I wonder what is an idiomatic way to make persistent changes in OpenSUSE. Examples of changes I am talking about are following:
I use this trick to enter my disc encryption password only once during boot. The problem comes from the fact, that I must set */boot *
mode to 700, and after an upgrade it gets gentley fixed back to 755, which may be a security problem at some point. - In order to make audio controls properly working on my laptop, I need to update /usr/share/pulseaudio/alsa-mixer/paths/analog-output.conf.common
(yeah, fresh hardware). But this edit can also be wiped at some upgrade, which are frequent for Tumbleweed.
I’m not a tumbbleweed user, but here goes, the first problem you have is with permission so have a loot at the file /etc/permissions.
cat /etc/permissions
The file has some explanations at the top.
The second problem you’re having is with the config file being updated back to the original version/setup. The only idea that comes to mind is using a daemon that tracks the changes of that file in real time, well maybe not that real but you get the idea and then replace/edit it with your own config in real time as well. the utily **inotify-wait **which is part of the package inotifyt-tools can probably do what you want. Now systemd took over everything so maybe there is a way with systemd as well but that’s a hack so maybe some one knows how to do it without a daemon.
Although you should still make a backup of the file,
You can enter commands as you would have invoked in a console into the the following file which is read on bootup and commonly used to modify system defaults (typically kernel settings, network settings) but can really be used for just about anything
/etc/sysctl.conf
You can also read the MAN pages for
sysctl.conf
sysctl (the command)
sysctl.d (files read by the sysctl service, maybe this is where systemd wants you to place your commands)
Note that somewhere I read that /etc/sysctl.conf itself is scheduled to be deprecated sometime which IMO would be extremely surprising, but the other “conf” files listed in MAN sysctl.conf weren’t mentioned.
For these specific issues…
The first can be addressed using the permissions file jetchisel recommends, like the well known “/etc/profile” you can make a “/etc/permissions.local” file which will over-ride the default and won’t be over-written by an upgrade.
The second is more problematic.
You didn’t say exactly what you edited and how which may be important, but in general a “normal” update shouldn’t cause a configuration over-write but a “forced” or complete replacement could overwrite.

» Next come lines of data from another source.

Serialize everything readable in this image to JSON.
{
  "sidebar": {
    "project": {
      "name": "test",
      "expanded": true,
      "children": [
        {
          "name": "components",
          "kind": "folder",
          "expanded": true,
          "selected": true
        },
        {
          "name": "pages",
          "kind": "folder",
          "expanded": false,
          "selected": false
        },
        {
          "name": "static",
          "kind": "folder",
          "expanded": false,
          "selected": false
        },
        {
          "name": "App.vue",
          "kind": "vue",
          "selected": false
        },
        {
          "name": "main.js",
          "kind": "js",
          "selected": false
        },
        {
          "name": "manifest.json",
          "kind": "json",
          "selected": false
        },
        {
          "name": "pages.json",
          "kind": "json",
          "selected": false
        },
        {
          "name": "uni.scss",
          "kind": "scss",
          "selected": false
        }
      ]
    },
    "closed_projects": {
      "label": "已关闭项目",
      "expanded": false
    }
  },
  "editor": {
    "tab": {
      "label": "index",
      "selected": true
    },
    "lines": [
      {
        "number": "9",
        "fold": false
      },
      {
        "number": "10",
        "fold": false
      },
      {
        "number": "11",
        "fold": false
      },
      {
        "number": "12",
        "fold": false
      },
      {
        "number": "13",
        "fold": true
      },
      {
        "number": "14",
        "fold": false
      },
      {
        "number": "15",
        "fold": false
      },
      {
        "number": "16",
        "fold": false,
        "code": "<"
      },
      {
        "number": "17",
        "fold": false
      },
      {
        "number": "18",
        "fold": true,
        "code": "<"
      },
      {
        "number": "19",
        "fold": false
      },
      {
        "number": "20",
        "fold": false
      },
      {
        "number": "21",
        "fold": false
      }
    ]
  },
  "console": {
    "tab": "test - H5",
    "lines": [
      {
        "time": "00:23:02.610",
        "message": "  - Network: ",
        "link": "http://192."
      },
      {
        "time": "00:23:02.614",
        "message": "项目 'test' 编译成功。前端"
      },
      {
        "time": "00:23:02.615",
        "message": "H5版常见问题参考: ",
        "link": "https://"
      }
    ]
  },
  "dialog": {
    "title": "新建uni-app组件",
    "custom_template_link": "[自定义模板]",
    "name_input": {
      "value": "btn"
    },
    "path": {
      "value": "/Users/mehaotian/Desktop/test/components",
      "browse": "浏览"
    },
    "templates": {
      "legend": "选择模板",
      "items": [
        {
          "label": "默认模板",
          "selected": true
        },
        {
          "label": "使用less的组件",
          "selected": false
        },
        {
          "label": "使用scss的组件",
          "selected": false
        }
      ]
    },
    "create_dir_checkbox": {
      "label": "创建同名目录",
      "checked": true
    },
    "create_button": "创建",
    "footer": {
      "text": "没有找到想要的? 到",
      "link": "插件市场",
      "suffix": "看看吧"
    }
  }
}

You can try to address these problems individually, but the sysctl.conf solution I posted should generally work… but of course, make a backup in case things don’t work as they should.
Thanks a lot, guys, a lot of useful info really helpful!
Thanks, this is indeed the solution I looked like, really helpful. Didn’t meet this file before in other distros.
Agree, but probably initrd inherits permissions of its directory (didn’t double-check, so don’t beat me up if it is wrong :))
Good trick, though it couns for me as rather “hacky” than “idiomatic”
May be it will work, Arch wiki suggests that the only way is to edit the file, but may be still wrong Need to do a bit of reading/thinking on how ALSA/PulseAudio work.
In general, under “idiomatic” solution me, coming from the Gentoo world, would be something like custom patches there: when installing a package, it will prepare the source code, apply all suitable user patches from /etc/portage/patches and then compile it. I wondered if suddenly something like that exists in OpenSUSE.
Hi
Sort of, it’s called OBS openSUSE Build Service but we live in the world of RPM’s… There are tools to build things like perl, python modules etc. Then there are services to pull from git, but not a repository for all patches, quilt can be used but as long as the patch is present in the rpm build directory and %autosetup macro is used, it will apply them.
Hi
For your permissions issue, create a file in /etc/permissions.d then it won’t get overwritten when permissions update, there are some examples in that directory.